The next day on our anniversary we hired another babysitter for the day and hiked the ridge.  It felt like we were dating again.  Before kids we liked to get out into nature and have little adventures.  When our kids get a little bit older we will have to take them there because it was just beautiful.  It took us 40 minutes (there is that number again) to reach the top.  We sat at a park bench and ate our lunch, looking out at the valley.  We could actually see the church if we looked close enough.  It made me realize how small we were down below, running from one thing to the next.  It was so peaceful and set apart from the busy life of the city.  Why do I make my life so complicated with always doing stuff when God provides me with peace, love and joy through nature?  It is at my fingertips if I stop and go outside and be still.  I realized I needed more of that in my life.  We walked behind the ridge and found deer trails and a small pond with a single toad croaking his important speech to anyone who was listening = ).  Brian and I had nice conversations about all sorts of stuff which helped us reconnect as friends.

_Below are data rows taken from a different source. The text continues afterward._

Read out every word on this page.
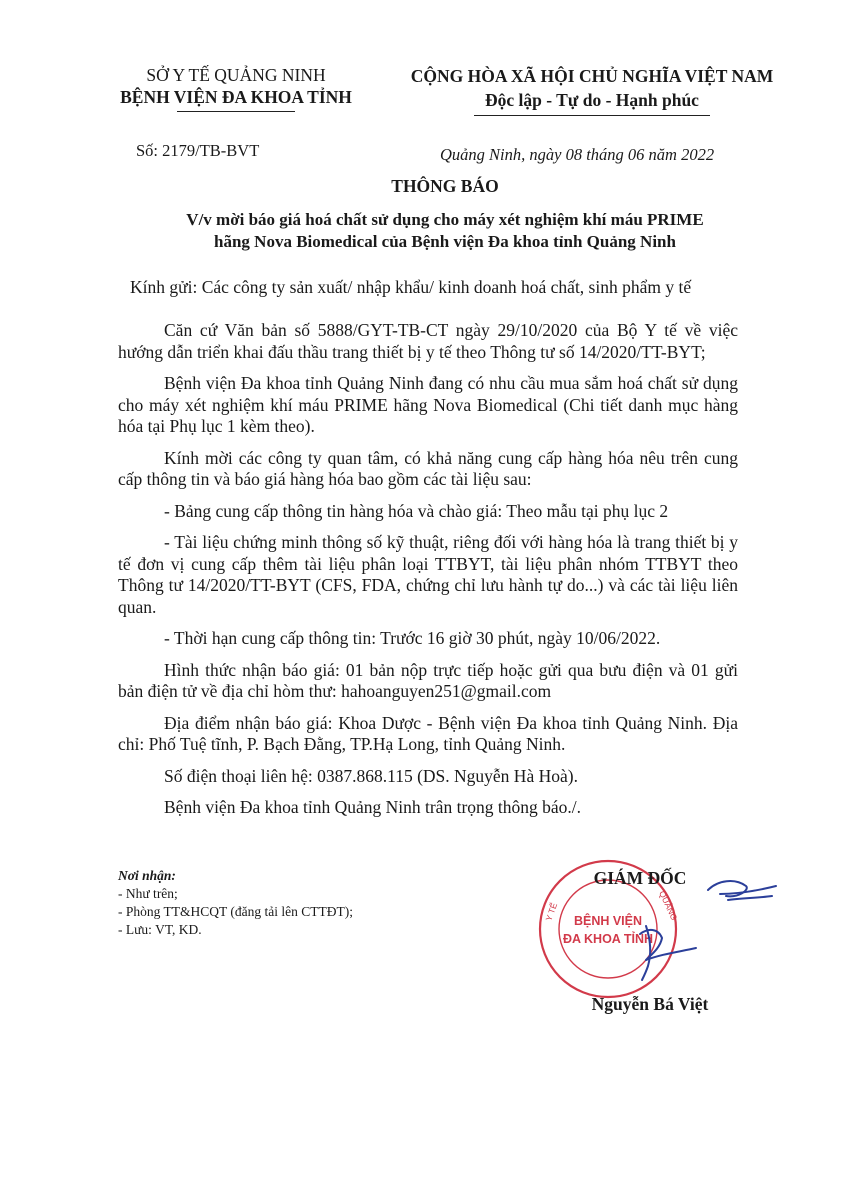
SỞ Y TẾ QUẢNG NINH
BỆNH VIỆN ĐA KHOA TỈNH
CỘNG HÒA XÃ HỘI CHỦ NGHĨA VIỆT NAM
Độc lập - Tự do - Hạnh phúc
Số: 2179/TB-BVT	Quảng Ninh, ngày 08 tháng 06 năm 2022
THÔNG BÁO
V/v mời báo giá hoá chất sử dụng cho máy xét nghiệm khí máu PRIME
hãng Nova Biomedical của Bệnh viện Đa khoa tỉnh Quảng Ninh
Kính gửi: Các công ty sản xuất/ nhập khẩu/ kinh doanh hoá chất, sinh phẩm y tế

Căn cứ Văn bản số 5888/GYT-TB-CT ngày 29/10/2020 của Bộ Y tế về việc hướng dẫn triển khai đấu thầu trang thiết bị y tế theo Thông tư số 14/2020/TT-BYT;

Bệnh viện Đa khoa tỉnh Quảng Ninh đang có nhu cầu mua sắm hoá chất sử dụng cho máy xét nghiệm khí máu PRIME hãng Nova Biomedical (Chi tiết danh mục hàng hóa tại Phụ lục 1 kèm theo).

Kính mời các công ty quan tâm, có khả năng cung cấp hàng hóa nêu trên cung cấp thông tin và báo giá hàng hóa bao gồm các tài liệu sau:

- Bảng cung cấp thông tin hàng hóa và chào giá: Theo mẫu tại phụ lục 2

- Tài liệu chứng minh thông số kỹ thuật, riêng đối với hàng hóa là trang thiết bị y tế đơn vị cung cấp thêm tài liệu phân loại TTBYT, tài liệu phân nhóm TTBYT theo Thông tư 14/2020/TT-BYT (CFS, FDA, chứng chỉ lưu hành tự do...) và các tài liệu liên quan.

- Thời hạn cung cấp thông tin: Trước 16 giờ 30 phút, ngày 10/06/2022.

Hình thức nhận báo giá: 01 bản nộp trực tiếp hoặc gửi qua bưu điện và 01 gửi bản điện tử về địa chỉ hòm thư: hahoanguyen251@gmail.com

Địa điểm nhận báo giá: Khoa Dược - Bệnh viện Đa khoa tỉnh Quảng Ninh. Địa chỉ: Phố Tuệ tĩnh, P. Bạch Đằng, TP.Hạ Long, tỉnh Quảng Ninh.

Số điện thoại liên hệ: 0387.868.115 (DS. Nguyễn Hà Hoà).

Bệnh viện Đa khoa tỉnh Quảng Ninh trân trọng thông báo./.

Nơi nhận:
- Như trên;
- Phòng TT&HCQT (đăng tải lên CTTĐT);
- Lưu: VT, KD.
BỆNH VIỆN
ĐA KHOA TỈNH
Y TẾ	QUẢNG
GIÁM ĐỐC
Nguyễn Bá Việt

Yesterday, Brian had a break from leading worship.  It was a surreal experience to have so much time in the morning to go get the newspaper, go let the kids play at the park, sit and enjoy our coffee and finally drive into the church parking lot with everyone else before the service started.  I saw people that I didn’t normally get to see and connect with.  I also met someone new that I wouldn’t have probably met had I been rehearsing with the band.  We sat together for the service which doesn’t happen very often and got to enjoy it.

I will remember this anniversary for sure.  I hope it teaches us a lesson to venture out of the ordinary and be young again.